Whenever Joe Hagen and his friends get together to play the board game All-Star Baseball, his girlfriend sits in an adjacent room and tries not to laugh.

As part of their league of the game, Hagen and his buddies have designed uniforms for their teams and a website to track standings and statistics, have built a cardboard ballpark modeled after Kansas City’s Kauffman Stadium, and perform play-by-play “broadcasts” of their contests as if they were Vin Scully wannabes.

“Our wives call this the ‘Dungeons & Dragons’ of baseball,” said Hagen, 33 years old and a Kansas City resident. “We’ve taken it to a whole level of nerdiness that is completely unreal.”

For those who still play All-Star Baseball regularly, nerdiness is next to godliness. This year marks the 70th anniversary of the retail debut of the game, which was created by a former New York Giants outfielder, and it remains popular among a cluster of enthusiasts who still cherish its place as a primitive antecedent to fantasy leagues, sabermetrics and the quantitative analyses now common to real baseball.

“J. Henry Waugh lives,” said Curt Young of Chittenango, N.Y., referring to a 1968 Robert Coover novel about an accountant who immerses himself in a baseball parlor game. “ASB taught many of us at an early age about on-base percentage, slugging, lineup optimization and record-keeping.”

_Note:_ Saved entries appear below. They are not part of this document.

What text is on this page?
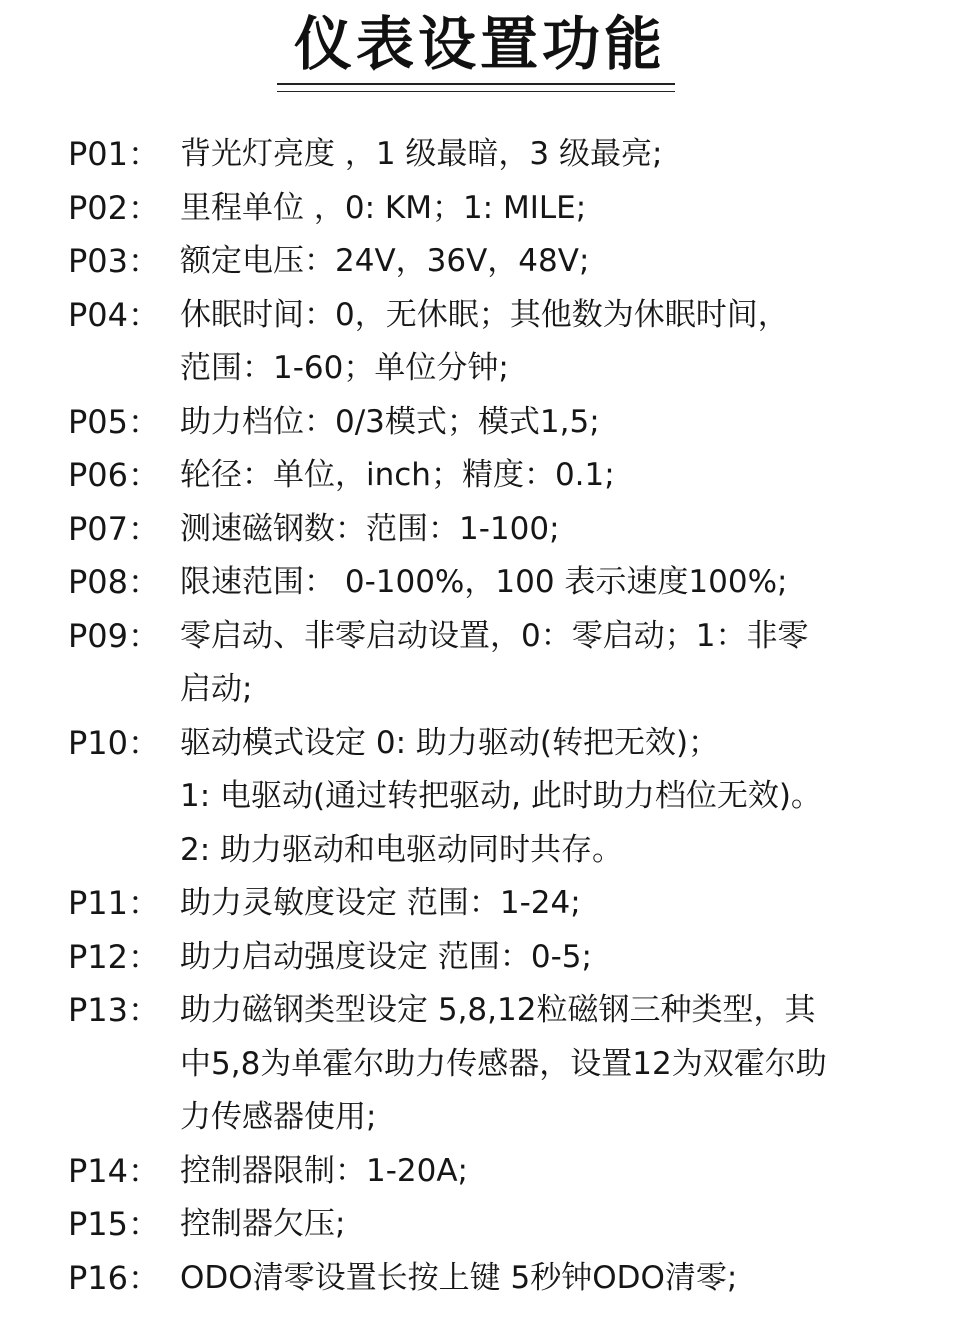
仪表设置功能
P01： 背光灯亮度 ，1 级最暗，3 级最亮;
P02： 里程单位 ，0: KM；1: MILE;
P03： 额定电压：24V，36V，48V;
P04： 休眠时间：0，无休眠；其他数为休眠时间，
范围：1-60；单位分钟;
P05： 助力档位：0/3模式；模式1,5;
P06： 轮径：单位，inch；精度：0.1;
P07： 测速磁钢数：范围：1-100;
P08： 限速范围： 0-100%，100 表示速度100%;
P09： 零启动、非零启动设置，0：零启动；1：非零
启动;
P10： 驱动模式设定 0: 助力驱动(转把无效)；
1: 电驱动(通过转把驱动, 此时助力档位无效)。
2: 助力驱动和电驱动同时共存。
P11： 助力灵敏度设定 范围：1-24;
P12： 助力启动强度设定 范围：0-5;
P13： 助力磁钢类型设定 5,8,12粒磁钢三种类型，其
中5,8为单霍尔助力传感器，设置12为双霍尔助
力传感器使用;
P14： 控制器限制：1-20A;
P15： 控制器欠压;
P16： ODO清零设置长按上键 5秒钟ODO清零;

Indeed, while other similar games, such as Strat-O-Matic and APBA, have had more staying power with the public, All-Star Baseball predates them as a realistic, stat-based facsimile of actual baseball, and its creator, Ethan Allen, had roots in the New York region. Allen, who spent three seasons with the Giants in New York and coached baseball at Yale University for 23 years, designed a game that would become something of a cult classic, even if few remember it. “I never played or even ever saw a copy of [the] game until…well, until I was past 30,” said statistician and author Bill James.

Cadaco-Ellis, the company that first produced and distributed All-Star Baseball in 1941, stopped issuing it after 2004, but a Yahoo! web group dedicated to All-Star Baseball minutia boasts more than 650 members, many of whom played the game as children and still appreciate Allen’s efforts to make it as authentic as possible.

Using career batting data, Allen created performance discs that represented actual players’ offensive tendencies; numerically coded and multi-colored, the discs resembled pie charts. Babe Ruth, for instance, had a much larger home-run category than Ty Cobb, but Cobb was more likely to hit a single. By sliding a disc into a spinner and flicking a metal arrow, opponents let chance and probability determine the outcomes of “at-bats.” Another spinner determined how a team “fielded” a ball in play.

Because Allen, who died in 1993 at age 89, periodically released new disc sets, All-Star Baseball allowed fans to compare major-league greats of different eras. Who was the better leadoff hitter, Lou Brock or Rickey Henderson? And now, thanks to technology and easily available advanced statistics, ASB junkies can make their own player discs. Gene Newman of Pelham, Ala., 76 years old and one of the moderators of the online group, has used disc-making computer programs to form teams comprising Japanese, Taiwanese and Cuban players. John Rose of Richmond, Va., created replicas of his favorite Baltimore Orioles teams of the 1980s and 1990s.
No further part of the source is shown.